Allright, I’ve looked into the code and fixed it untill the last few pieces of code.
But there is still something wrong with it, but I can’t find is really…

This is what is supposed to be happening:

  1. There is a sine wave on the analog input.
  2. The signal is processed with DFT
  3. When the signal is more than 1kHz, the led will go on.

This is what is happening:

  1. There is a sine wave on the analog input (doesn’t matter on which frequency)
  2. On the serial output there are just random numbers (but an higher freq are equal with greater numbers)
  3. The LED will sometimes will turn on and off random.

What am I doing wrong?

#include <TimerOne.h>
#define arraymax 40
#define PI2 6.2832

int led = 13;
int ledpositief = 0; 
int n, k;  
volatile int dftflag = 0;
volatile int readcounter = 0;
int voltage[arraymax]; // discrete-time signal, x
float Xre[arraymax], Xim[arraymax]; // DFT of x (real and imaginary parts)
float P[arraymax];           // power spectrum of x

void setup() {
  Serial.begin(9600);
  Timer1.initialize(250); // timer for 250us = 4000Hz
  Timer1.attachInterrupt( readinputIsr ); // attach the function to the interrupt routine
  pinMode(led, OUTPUT);    
}

void loop() 
{
  if(dftflag == 1)
  {
  for(int i = 0; i < arraymax; i++)
  {
 DFT();
  }
  dftflag = 0;
  }
  
  for(int i = 0; i < arraymax; i++)
  {
 if( i >= 4 && P[i] > 50)  // Hier wordt gecontroleerd of in een frequentieband boven de 1000 hz een waarde is gezien (dus dat de frequentie aanwezig is)
 {
 ledpositief = 1;
 }
 else
 {
 ledpositief = 0;
 }
  }
  
  if(ledpositief == 1)
  {
  digitalWrite(led, HIGH);   // turn the LED on (HIGH is the voltage level)
  }
  else
  {
    digitalWrite(led, LOW);    // turn the LED off by making the voltage LOW
  }
}

void readinputIsr()
{
 if(dftflag == 0)
 {
 // Read the input data
 voltage[readcounter] = analogRead(A3);
 readcounter++;
 if(readcounter >= arraymax)
 {
 readcounter = 0;
 dftflag = 1;
 }
 }
}

void DFT()
{
    
  for (k=0 ; k<arraymax ; ++k)
    {
        // Real part of X[k]
        Xre[k] = 0;
        for (n=0 ; n<arraymax ; ++n) Xre[k] += voltage[n] * cos(n * k * PI2 / arraymax);
         
        // Imaginary part of X[k]
        Xim[k] = 0;
        for (n=0 ; n<arraymax ; ++n) Xim[k] -= voltage[n] * sin(n * k * PI2 / arraymax);
         
        // Power at kth frequency bin
        P[k] = Xre[k]*Xre[k] + Xim[k]*Xim[k];
 Serial.println(P[k]);
    }
    

}

The sketch calls DFT() 40 times when it completes a sample period. I think that you intended to call it once.

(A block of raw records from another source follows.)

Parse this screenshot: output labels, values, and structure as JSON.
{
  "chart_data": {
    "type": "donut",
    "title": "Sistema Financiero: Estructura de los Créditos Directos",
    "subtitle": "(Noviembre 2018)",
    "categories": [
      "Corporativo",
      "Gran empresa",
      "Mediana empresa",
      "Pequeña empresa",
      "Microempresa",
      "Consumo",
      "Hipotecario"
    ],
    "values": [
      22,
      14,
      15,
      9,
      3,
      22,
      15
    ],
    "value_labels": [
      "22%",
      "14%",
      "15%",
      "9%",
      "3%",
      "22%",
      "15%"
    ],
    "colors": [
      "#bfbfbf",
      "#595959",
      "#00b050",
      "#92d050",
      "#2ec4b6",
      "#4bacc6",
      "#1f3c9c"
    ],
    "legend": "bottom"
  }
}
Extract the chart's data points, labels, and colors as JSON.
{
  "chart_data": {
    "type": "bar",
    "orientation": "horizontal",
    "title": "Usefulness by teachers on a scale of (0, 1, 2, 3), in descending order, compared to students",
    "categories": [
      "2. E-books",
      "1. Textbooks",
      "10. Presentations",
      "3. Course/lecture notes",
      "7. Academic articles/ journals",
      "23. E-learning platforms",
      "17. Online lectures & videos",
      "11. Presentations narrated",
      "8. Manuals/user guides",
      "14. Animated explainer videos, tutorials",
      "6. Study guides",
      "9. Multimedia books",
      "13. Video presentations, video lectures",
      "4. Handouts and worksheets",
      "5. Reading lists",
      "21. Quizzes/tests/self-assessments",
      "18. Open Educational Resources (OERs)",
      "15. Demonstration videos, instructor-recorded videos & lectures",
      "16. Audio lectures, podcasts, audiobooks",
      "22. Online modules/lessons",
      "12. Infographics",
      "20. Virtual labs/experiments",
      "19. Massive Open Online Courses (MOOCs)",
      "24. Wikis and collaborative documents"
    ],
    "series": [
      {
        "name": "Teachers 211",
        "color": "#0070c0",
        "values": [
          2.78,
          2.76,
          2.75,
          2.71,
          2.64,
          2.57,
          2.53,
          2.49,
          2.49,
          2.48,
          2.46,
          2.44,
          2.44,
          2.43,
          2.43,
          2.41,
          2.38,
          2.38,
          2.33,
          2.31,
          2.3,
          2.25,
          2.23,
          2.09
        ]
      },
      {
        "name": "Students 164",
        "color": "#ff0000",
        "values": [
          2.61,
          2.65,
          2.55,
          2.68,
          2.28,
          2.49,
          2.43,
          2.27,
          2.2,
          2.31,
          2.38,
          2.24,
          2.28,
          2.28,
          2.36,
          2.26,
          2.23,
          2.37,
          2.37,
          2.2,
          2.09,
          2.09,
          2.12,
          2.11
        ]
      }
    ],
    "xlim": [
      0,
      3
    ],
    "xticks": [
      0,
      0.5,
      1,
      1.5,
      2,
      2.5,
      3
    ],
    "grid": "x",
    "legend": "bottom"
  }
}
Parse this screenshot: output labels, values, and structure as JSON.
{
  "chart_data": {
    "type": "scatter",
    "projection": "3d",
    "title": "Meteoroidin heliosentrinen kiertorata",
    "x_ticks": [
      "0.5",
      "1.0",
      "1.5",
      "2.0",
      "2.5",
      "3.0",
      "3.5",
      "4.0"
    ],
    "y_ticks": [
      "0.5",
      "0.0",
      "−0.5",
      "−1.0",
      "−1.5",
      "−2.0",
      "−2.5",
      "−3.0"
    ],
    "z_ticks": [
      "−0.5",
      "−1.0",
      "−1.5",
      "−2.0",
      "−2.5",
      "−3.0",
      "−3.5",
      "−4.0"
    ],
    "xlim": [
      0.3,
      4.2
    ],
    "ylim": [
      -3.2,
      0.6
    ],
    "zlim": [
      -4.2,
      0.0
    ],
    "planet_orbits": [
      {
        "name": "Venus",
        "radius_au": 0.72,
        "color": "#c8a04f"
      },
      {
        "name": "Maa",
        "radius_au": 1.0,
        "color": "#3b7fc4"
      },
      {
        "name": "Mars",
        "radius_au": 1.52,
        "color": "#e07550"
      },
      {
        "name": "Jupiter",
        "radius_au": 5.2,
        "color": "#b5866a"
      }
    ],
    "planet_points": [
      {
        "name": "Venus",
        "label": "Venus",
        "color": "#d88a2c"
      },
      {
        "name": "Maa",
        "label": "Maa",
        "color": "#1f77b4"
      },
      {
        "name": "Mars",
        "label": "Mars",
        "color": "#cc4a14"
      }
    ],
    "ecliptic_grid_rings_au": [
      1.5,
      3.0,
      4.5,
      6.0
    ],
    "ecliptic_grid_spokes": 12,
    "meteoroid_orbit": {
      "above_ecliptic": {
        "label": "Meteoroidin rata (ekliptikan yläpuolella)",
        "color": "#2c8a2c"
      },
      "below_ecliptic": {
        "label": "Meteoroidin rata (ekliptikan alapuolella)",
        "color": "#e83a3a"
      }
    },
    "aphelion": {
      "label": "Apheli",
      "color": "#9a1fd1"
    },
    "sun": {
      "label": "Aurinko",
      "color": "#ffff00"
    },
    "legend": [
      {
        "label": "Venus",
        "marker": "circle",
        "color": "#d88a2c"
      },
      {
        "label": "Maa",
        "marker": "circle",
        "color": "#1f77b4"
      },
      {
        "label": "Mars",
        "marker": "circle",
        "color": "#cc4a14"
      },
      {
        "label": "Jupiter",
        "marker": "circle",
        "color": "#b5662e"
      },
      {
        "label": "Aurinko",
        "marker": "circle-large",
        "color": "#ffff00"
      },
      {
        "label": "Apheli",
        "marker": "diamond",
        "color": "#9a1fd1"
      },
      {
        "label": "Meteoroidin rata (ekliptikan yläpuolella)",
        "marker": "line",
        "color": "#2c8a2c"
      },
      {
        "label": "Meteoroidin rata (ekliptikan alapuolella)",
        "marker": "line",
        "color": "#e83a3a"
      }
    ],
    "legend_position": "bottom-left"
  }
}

After fixing that, I'd recommend is printing the array of samples, to see if it's what you expected.

Also, tell us about the analog signal - what's the source, what's its magnitude, what's its DC level, and how is it coupled to the analog input? And, show us some output - particularly the voltage array, both X arrays, and the output array P. "I see random numbers" doesn't give us much to work with.